Long Melford - Landmarks

Landmarks

Long Melford is fairly unusual for a village in that it has a parish church of dimensions more suited to a cathedral. The origin of Holy Trinity Church dates from the reign of Edward the Confessor; it was then substantially rebuilt between 1467 and 1497 by John Clopton of Kentwell Hall. It is one of the richest "wool churches" in East Anglia and is renowned for its flushwork, The Clopton chantry chapel and the Lady Chapel at the East end with some surviving medieval stained-glass. Edmund Blunden, the World War I poet, is buried in the churchyard. Next to the church is the Hospital of the Holy and Blessed Trinity, an almshouse founded by William Cordell in 1573.

Another unusual feature of Long Melford is its large elongated village green, dominated until the 1980s by a group of great elms that included one of the largest in England. The elms were painted in 1940 by the watercolourist S. R. Badmin in his 'Long Melford Green on a Frosty Morning', now in the Victoria and Albert Museum.

The village contains two stately homes, Kentwell Hall and Melford Hall, both visited by Elizabeth I, and all built from the proceeds of the wool trade in the Middle Ages.

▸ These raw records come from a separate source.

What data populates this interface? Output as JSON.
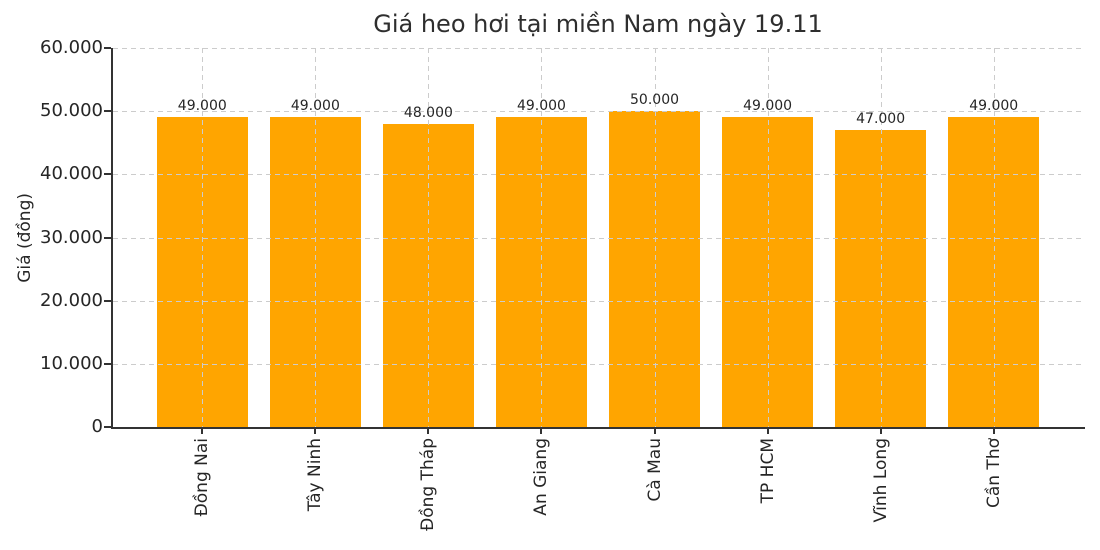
{
  "chart_data": {
    "type": "bar",
    "title": "Giá heo hơi tại miền Nam ngày 19.11",
    "xlabel": "",
    "ylabel": "Giá (đồng)",
    "categories": [
      "Đồng Nai",
      "Tây Ninh",
      "Đồng Tháp",
      "An Giang",
      "Cà Mau",
      "TP HCM",
      "Vĩnh Long",
      "Cần Thơ"
    ],
    "values": [
      49000,
      49000,
      48000,
      49000,
      50000,
      49000,
      47000,
      49000
    ],
    "value_labels": [
      "49.000",
      "49.000",
      "48.000",
      "49.000",
      "50.000",
      "49.000",
      "47.000",
      "49.000"
    ],
    "ylim": [
      0,
      60000
    ],
    "yticks": [
      0,
      10000,
      20000,
      30000,
      40000,
      50000,
      60000
    ],
    "ytick_labels": [
      "0",
      "10.000",
      "20.000",
      "30.000",
      "40.000",
      "50.000",
      "60.000"
    ],
    "bar_color": "#FFA500",
    "grid": "dashed, both axes, drawn above bars",
    "grid_color": "#cccccc",
    "spine_color": "#333333",
    "text_color": "#262626",
    "legend": "none",
    "x_tick_rotation": 90
  }
}
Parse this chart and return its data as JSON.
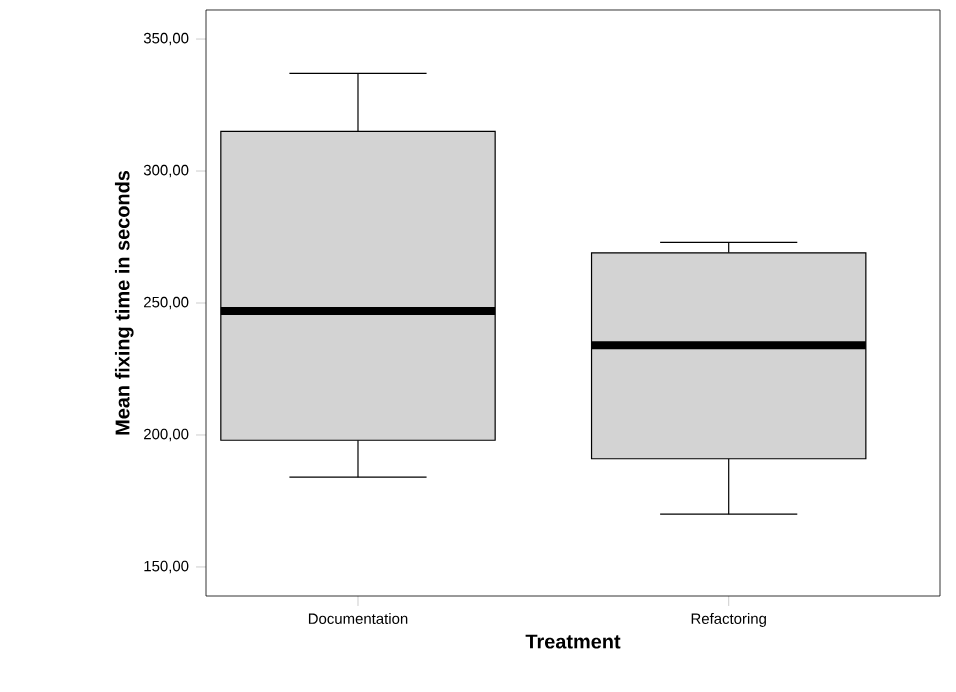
{
  "chart_data": {
    "type": "box",
    "xlabel": "Treatment",
    "ylabel": "Mean  fixing time in seconds",
    "categories": [
      "Documentation",
      "Refactoring"
    ],
    "color": "#d3d3d3",
    "boxes": [
      {
        "low": 184,
        "q1": 198,
        "median": 247,
        "q3": 315,
        "high": 337
      },
      {
        "low": 170,
        "q1": 191,
        "median": 234,
        "q3": 269,
        "high": 273
      }
    ],
    "ylim": [
      139,
      361
    ],
    "yticks": [
      {
        "value": 150,
        "label": "150,00"
      },
      {
        "value": 200,
        "label": "200,00"
      },
      {
        "value": 250,
        "label": "250,00"
      },
      {
        "value": 300,
        "label": "300,00"
      },
      {
        "value": 350,
        "label": "350,00"
      }
    ]
  }
}
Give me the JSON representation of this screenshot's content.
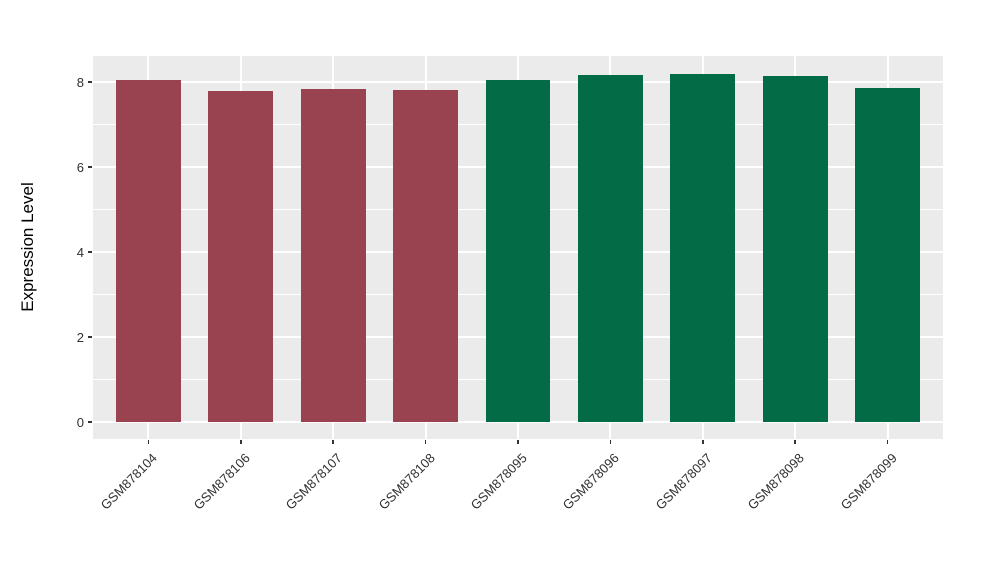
{
  "figure": {
    "background": "#FFFFFF"
  },
  "chart_data": {
    "type": "bar",
    "title": "",
    "xlabel": "",
    "ylabel": "Expression Level",
    "categories": [
      "GSM878104",
      "GSM878106",
      "GSM878107",
      "GSM878108",
      "GSM878095",
      "GSM878096",
      "GSM878097",
      "GSM878098",
      "GSM878099"
    ],
    "values": [
      8.05,
      7.8,
      7.84,
      7.82,
      8.05,
      8.18,
      8.2,
      8.16,
      7.87
    ],
    "bar_groups": [
      "group1",
      "group1",
      "group1",
      "group1",
      "group2",
      "group2",
      "group2",
      "group2",
      "group2"
    ],
    "group_colors": {
      "group1": "#9A4350",
      "group2": "#046B47"
    },
    "yticks": [
      0,
      2,
      4,
      6,
      8
    ],
    "minor_yticks": [
      1,
      3,
      5,
      7
    ],
    "ylim": [
      -0.4,
      8.62
    ],
    "bar_rel_width": 0.7,
    "legend_position": "none",
    "grid": "on",
    "panel_bg": "#EBEBEB",
    "grid_color": "#FFFFFF",
    "tick_mark_color": "#333333",
    "tick_label_color": "#303030"
  }
}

Kentwell Hall and the Holy Trinity Church were financed by the Clopton family, in particular by John Clopton. Both Kentwell Hall and Melford Hall are open to the general public, with Melford Hall being a National Trust property. The village's history is recorded in the Long Melford Heritage Centre, and contains artifacts uncovered in the July 2011 Long Melford Dig.